The conductor — who has been living with the ultra-popular musical through all the decades even after his life-saving departure from Vienna at age two — will have the original music and a slightly skewed version of the whole Gemütlichkeit, the untranslatable charming nature of the story. But it will not be a journey to hell, as librettist David Scott Marley had once envisioned the work before.
Marley previously turned Lecockq's La Fille du Madame Angot into a bawdy satire of current American politics as Daughter of the Cabinet; retold Rossini’s L’Italiana in Algeri in the style of a low-budget 1950s sci-fi movie crossed with a modern graphic novel, and called it The Riot Grrrl on Mars; and most recently converted Mozart's Die Zauberflöte into the The Manga Flute a musical fantasy about the opera's characters in a setting of manga and anime, Japanese graphic novels and animated films.
Back in 1996, Marley set Die Fledermaus in Berkeley in what he then thought to be "the last crazy years of the dot-com boom" (a dozen years before the much crazier years of social media billionaires), and called it Bat out of Hell.
That was for Berkeley Opera, and this time the call came from the Lamplighters to adopt his adoptation anew and (this will be denied by all) making it just a bit more guarded avant-garde, something he calls "more traditional."
Marley is straightforward (and correct) about the original libretto:
I love Die Fledermaus and from the start it had been my intention that I would someday get around to writing a more traditional English-language version as well, one that would stay fairly close to the original setting. It was always in the back of my mind, but I didn't do anything about it for many years. To be honest, a completely faithful translation of the original libretto would be difficult to make work today.
As is so typical of 19th century theater, it's a long script with long dialogue scenes. The story satirizes the people, class distinctions, and social conventions of 19th-century Vienna, which are not so familiar to us now as they once were. That was a big part of why I had moved the story to modern times in Bat out of Hell. Still, I wanted to give it a try one of these days.
A couple of years ago, Marley wrote English dialogue for Opera San José's production, which kept the lyrics in the original German. (Demurring that "I'm not wild about opera productions that switch back and forth between English and foreign language.") Now, for the Lamplighters, it will be all in English and all Marley:
When it was time for me to start writing lyrics for the musical numbers, I decided to keep the 1890s setting. This, then, is Die Fledermaus, or The Bat Bites Back. Not exactly the close translation of the original libretto that I had originally thought I'd be writing. But I think it captures the fun and the affectionate satire of the original. I owe many thanks to Barbara Heroux and the cast of this production for their help in polishing up the completed libretto.

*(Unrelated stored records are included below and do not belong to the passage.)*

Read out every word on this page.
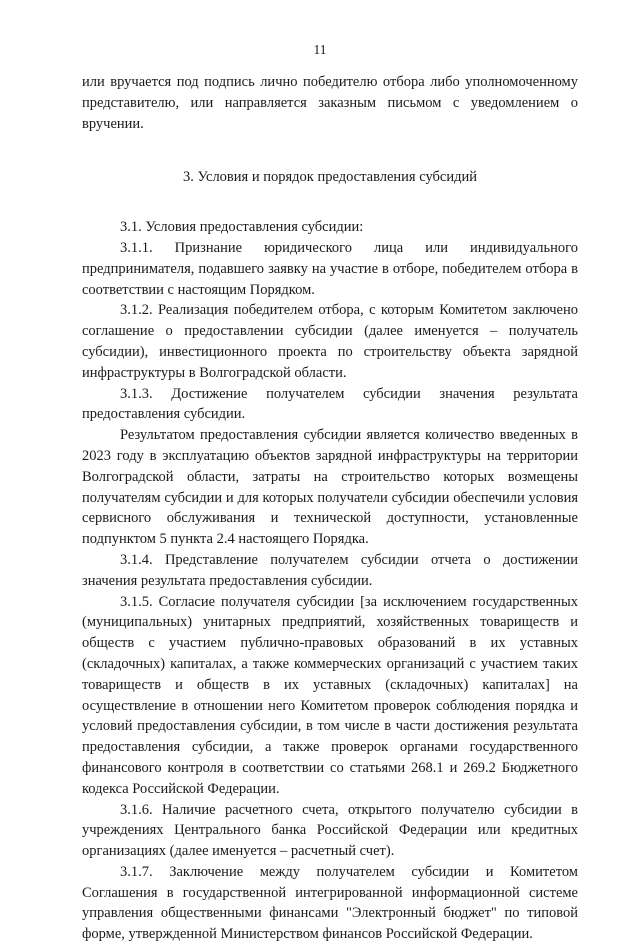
11

или вручается под подпись лично победителю отбора либо уполномоченному представителю, или направляется заказным письмом с уведомлением о вручении.

3. Условия и порядок предоставления субсидий

3.1. Условия предоставления субсидии:

3.1.1. Признание юридического лица или индивидуального предпринимателя, подавшего заявку на участие в отборе, победителем отбора в соответствии с настоящим Порядком.

3.1.2. Реализация победителем отбора, с которым Комитетом заключено соглашение о предоставлении субсидии (далее именуется – получатель субсидии), инвестиционного проекта по строительству объекта зарядной инфраструктуры в Волгоградской области.

3.1.3. Достижение получателем субсидии значения результата предоставления субсидии.

Результатом предоставления субсидии является количество введенных в 2023 году в эксплуатацию объектов зарядной инфраструктуры на территории Волгоградской области, затраты на строительство которых возмещены получателям субсидии и для которых получатели субсидии обеспечили условия сервисного обслуживания и технической доступности, установленные подпунктом 5 пункта 2.4 настоящего Порядка.

3.1.4. Представление получателем субсидии отчета о достижении значения результата предоставления субсидии.

3.1.5. Согласие получателя субсидии [за исключением государственных (муниципальных) унитарных предприятий, хозяйственных товариществ и обществ с участием публично-правовых образований в их уставных (складочных) капиталах, а также коммерческих организаций с участием таких товариществ и обществ в их уставных (складочных) капиталах] на осуществление в отношении него Комитетом проверок соблюдения порядка и условий предоставления субсидии, в том числе в части достижения результата предоставления субсидии, а также проверок органами государственного финансового контроля в соответствии со статьями 268.1 и 269.2 Бюджетного кодекса Российской Федерации.

3.1.6. Наличие расчетного счета, открытого получателю субсидии в учреждениях Центрального банка Российской Федерации или кредитных организациях (далее именуется – расчетный счет).

3.1.7. Заключение между получателем субсидии и Комитетом Соглашения в государственной интегрированной информационной системе управления общественными финансами "Электронный бюджет" по типовой форме, утвержденной Министерством финансов Российской Федерации.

Heroux, artistic director emeritus, is director of the production that tours the area from Walnut Creek to Yountville to Livermore to Mountain View to San Francisco.
Doublecast, the production features Jennifer Ashworth and Lindsay Thompson Roush as Rosalinde; Maya Kherani and Elisabeth Russ as Adele; Elliot Franks and Anna Yelizarova as Orlofsky; Martin Lewis as Eisenstein, Mark Kratz as Alfred, and William Neely as Dr. Falke.
Surprisingly, it will be the first time for Cleve to conduct Die Fledermaus anywhere, in any version. "It just hasn't come up before." He enjoys Marley's version tremendously, and says admiringly: "Scott even managed to get something Noël Cowardish in there."
After the lengthy Fledermaus run, Cleve will return to the composer he's been always identified with, conducting Opera San José's Don Giovanni.